Ewangelie nie zawierają danych, które by pozwoliły na jej ścisłe obliczenie. Podają jednak kilka wskazówek, które pozwalają ją w przybliżeniu ustalić. Po pierwsze, Ewangelie stwierdzają, że Jezus urodził się za panowania Heroda, który był z woli Rzymian królem Judei. Zmarł on na przełomie marca i kwietnia 4 r. p.n.e., po długiej i ciężkiej chorobie. Historyk żydowski Józef Flawiusz podał bowiem, że jego śmierć nastąpiła niedługo po zaćmieniu księżyca, które astronomowie datują na 12/13 marca r. 4. Herod zmarł w Jerycho, gdzie spędził ostatnie miesiące życia. Oznacza to, że wizyta magów ze Wschodu w Jerozolimie mogła mieć miejsce najpóźniej w r. 5.

Wydarzenia między narodzinami Jezusa a śmiercią Heroda musiały jednak zająć sporo czasu. Jeśli Herod kazał wymordować w Betlejem chłopców do lat dwóch, musiał wiedzieć, że Jezus urodził się około roku wcześniej. Magowie nie musieli przybyć zaraz po narodzinach. Następnie Jezus przebywał przez pewien czas w Egipcie. Wskazuje to na narodziny najpóźniej w r. 6.
Do podobnych wniosków prowadzi wzmianka Ewangelii św. Łukasza o wieku Jezusa, który miał na początku działalności „około lat trzydziestu” (Łk 3, 23). Zapewne miał więcej, gdyż wzmianka ta w świetle ówczesnych zwyczajów oznaczała, że Jezus wszedł już w wiek dojrzały. Ten początek działalności przypadł przypuszczalnie na r. 28. Żeby mieć wtedy po trzydziestce, Jezus musiał się urodzić do r. 4 p.n.e. (przy obliczeniach trzeba pamiętać, że nie było „roku 0”).

Po drugie, Jezus urodził się podczas spisu ludności (Łk 2, 1-2).

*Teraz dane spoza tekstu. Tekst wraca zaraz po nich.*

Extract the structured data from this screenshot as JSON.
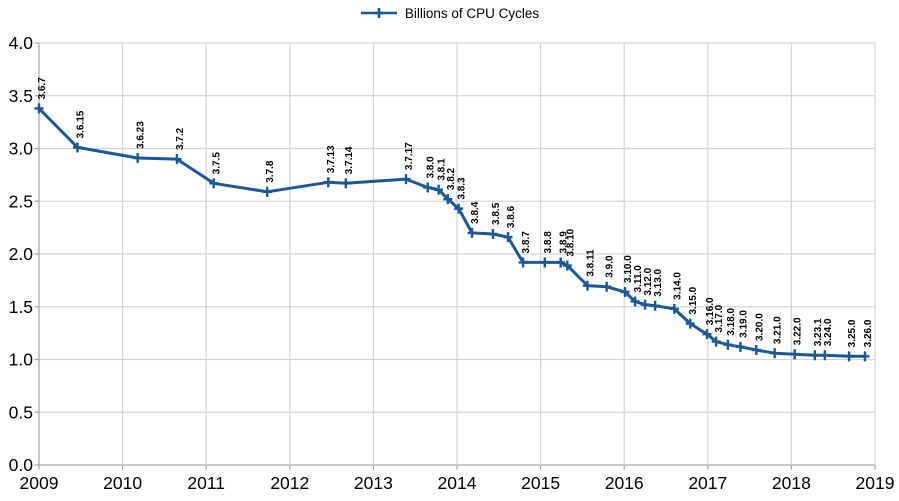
{
  "chart_data": {
    "type": "line",
    "title": "",
    "legend": {
      "position": "top",
      "label": "Billions of CPU Cycles"
    },
    "grid": true,
    "colors": {
      "series": "#1c5796",
      "gridline": "#d4d4d4",
      "axis": "#a6a6a6",
      "text": "#000000"
    },
    "x_axis": {
      "min": 2009,
      "max": 2019,
      "ticks": [
        {
          "value": 2009,
          "label": "2009"
        },
        {
          "value": 2010,
          "label": "2010"
        },
        {
          "value": 2011,
          "label": "2011"
        },
        {
          "value": 2012,
          "label": "2012"
        },
        {
          "value": 2013,
          "label": "2013"
        },
        {
          "value": 2014,
          "label": "2014"
        },
        {
          "value": 2015,
          "label": "2015"
        },
        {
          "value": 2016,
          "label": "2016"
        },
        {
          "value": 2017,
          "label": "2017"
        },
        {
          "value": 2018,
          "label": "2018"
        },
        {
          "value": 2019,
          "label": "2019"
        }
      ]
    },
    "y_axis": {
      "min": 0.0,
      "max": 4.0,
      "step": 0.5,
      "ticks": [
        {
          "value": 4.0,
          "label": "4.0"
        },
        {
          "value": 3.5,
          "label": "3.5"
        },
        {
          "value": 3.0,
          "label": "3.0"
        },
        {
          "value": 2.5,
          "label": "2.5"
        },
        {
          "value": 2.0,
          "label": "2.0"
        },
        {
          "value": 1.5,
          "label": "1.5"
        },
        {
          "value": 1.0,
          "label": "1.0"
        },
        {
          "value": 0.5,
          "label": "0.5"
        },
        {
          "value": 0.0,
          "label": "0.0"
        }
      ]
    },
    "series": [
      {
        "name": "Billions of CPU Cycles",
        "marker": "plus",
        "points": [
          {
            "label": "3.6.7",
            "x": 2009.0,
            "y": 3.38
          },
          {
            "label": "3.6.15",
            "x": 2009.46,
            "y": 3.01
          },
          {
            "label": "3.6.23",
            "x": 2010.18,
            "y": 2.91
          },
          {
            "label": "3.7.2",
            "x": 2010.65,
            "y": 2.9
          },
          {
            "label": "3.7.5",
            "x": 2011.09,
            "y": 2.67
          },
          {
            "label": "3.7.8",
            "x": 2011.73,
            "y": 2.59
          },
          {
            "label": "3.7.13",
            "x": 2012.46,
            "y": 2.68
          },
          {
            "label": "3.7.14",
            "x": 2012.67,
            "y": 2.67
          },
          {
            "label": "3.7.17",
            "x": 2013.39,
            "y": 2.71
          },
          {
            "label": "3.8.0",
            "x": 2013.65,
            "y": 2.63
          },
          {
            "label": "3.8.1",
            "x": 2013.78,
            "y": 2.61
          },
          {
            "label": "3.8.2",
            "x": 2013.89,
            "y": 2.52
          },
          {
            "label": "3.8.3",
            "x": 2014.02,
            "y": 2.43
          },
          {
            "label": "3.8.4",
            "x": 2014.18,
            "y": 2.2
          },
          {
            "label": "3.8.5",
            "x": 2014.43,
            "y": 2.19
          },
          {
            "label": "3.8.6",
            "x": 2014.61,
            "y": 2.16
          },
          {
            "label": "3.8.7",
            "x": 2014.79,
            "y": 1.92
          },
          {
            "label": "3.8.8",
            "x": 2015.05,
            "y": 1.92
          },
          {
            "label": "3.8.9",
            "x": 2015.24,
            "y": 1.92
          },
          {
            "label": "3.8.10",
            "x": 2015.32,
            "y": 1.89
          },
          {
            "label": "3.8.11",
            "x": 2015.56,
            "y": 1.7
          },
          {
            "label": "3.9.0",
            "x": 2015.79,
            "y": 1.69
          },
          {
            "label": "3.10.0",
            "x": 2016.01,
            "y": 1.64
          },
          {
            "label": "3.11.0",
            "x": 2016.13,
            "y": 1.55
          },
          {
            "label": "3.12.0",
            "x": 2016.25,
            "y": 1.52
          },
          {
            "label": "3.13.0",
            "x": 2016.37,
            "y": 1.51
          },
          {
            "label": "3.14.0",
            "x": 2016.6,
            "y": 1.48
          },
          {
            "label": "3.15.0",
            "x": 2016.79,
            "y": 1.34
          },
          {
            "label": "3.16.0",
            "x": 2016.99,
            "y": 1.24
          },
          {
            "label": "3.17.0",
            "x": 2017.1,
            "y": 1.17
          },
          {
            "label": "3.18.0",
            "x": 2017.24,
            "y": 1.14
          },
          {
            "label": "3.19.0",
            "x": 2017.39,
            "y": 1.12
          },
          {
            "label": "3.20.0",
            "x": 2017.58,
            "y": 1.09
          },
          {
            "label": "3.21.0",
            "x": 2017.8,
            "y": 1.06
          },
          {
            "label": "3.22.0",
            "x": 2018.04,
            "y": 1.05
          },
          {
            "label": "3.23.1",
            "x": 2018.28,
            "y": 1.04
          },
          {
            "label": "3.24.0",
            "x": 2018.4,
            "y": 1.04
          },
          {
            "label": "3.25.0",
            "x": 2018.69,
            "y": 1.03
          },
          {
            "label": "3.26.0",
            "x": 2018.88,
            "y": 1.03
          }
        ]
      }
    ]
  }
}
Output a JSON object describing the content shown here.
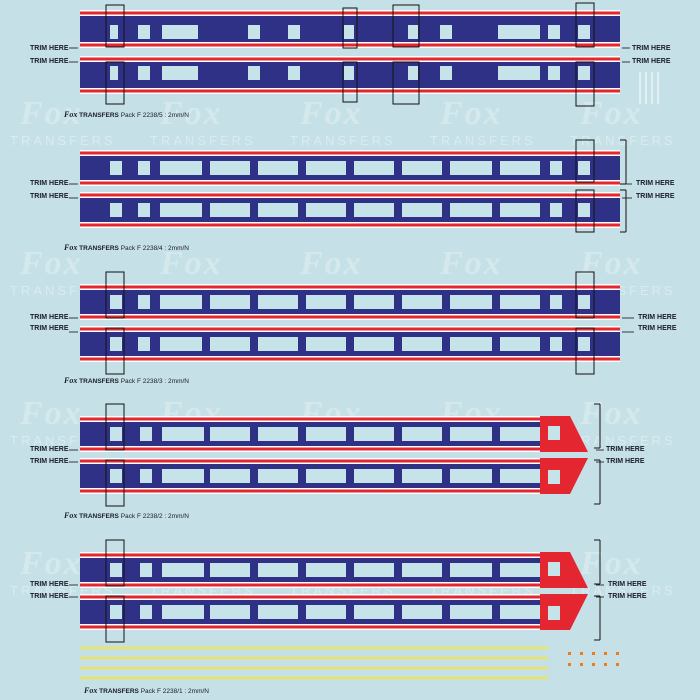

Wiemy, że jeden z takich spisów zarządził w państwie rzymskim cesarz August w r. 8 (dwa inne były kilkanaście lat wcześniej oraz później). Wiemy o tym z wykutych w kamieniu tekstów sprawozdania samego Augusta, w którym cesarz opisał swoje ważne dokonania. Taki spis mógł trwać pewien czas, datą narodzin mógł więc być r. 8 i następne.

Wiąże się z tym jednak pewna trudność. Mówiąc o spisie, Ewangelia św. Łukasza wspomina gubernatora Kwiryniusza. Ten jednak przeprowadził inny spis w Judei, 14 lat później, długo po Herodzie. Wzmiankę Ewangelii da się jednak tłumaczyć jako informację o spisie późniejszym niż ten z r. 8, przytoczoną dla ilustracji – spis Kwiryniusza był bowiem bardziej znany. Co więcej, wczesny pisarz chrześcijański Tertulian podał, że spis ten przeprowadzał inny gubernator, Sentius Saturninus, o tym zaś wiemy, że urzędował w Syrii w latach 9-6 p.n.e.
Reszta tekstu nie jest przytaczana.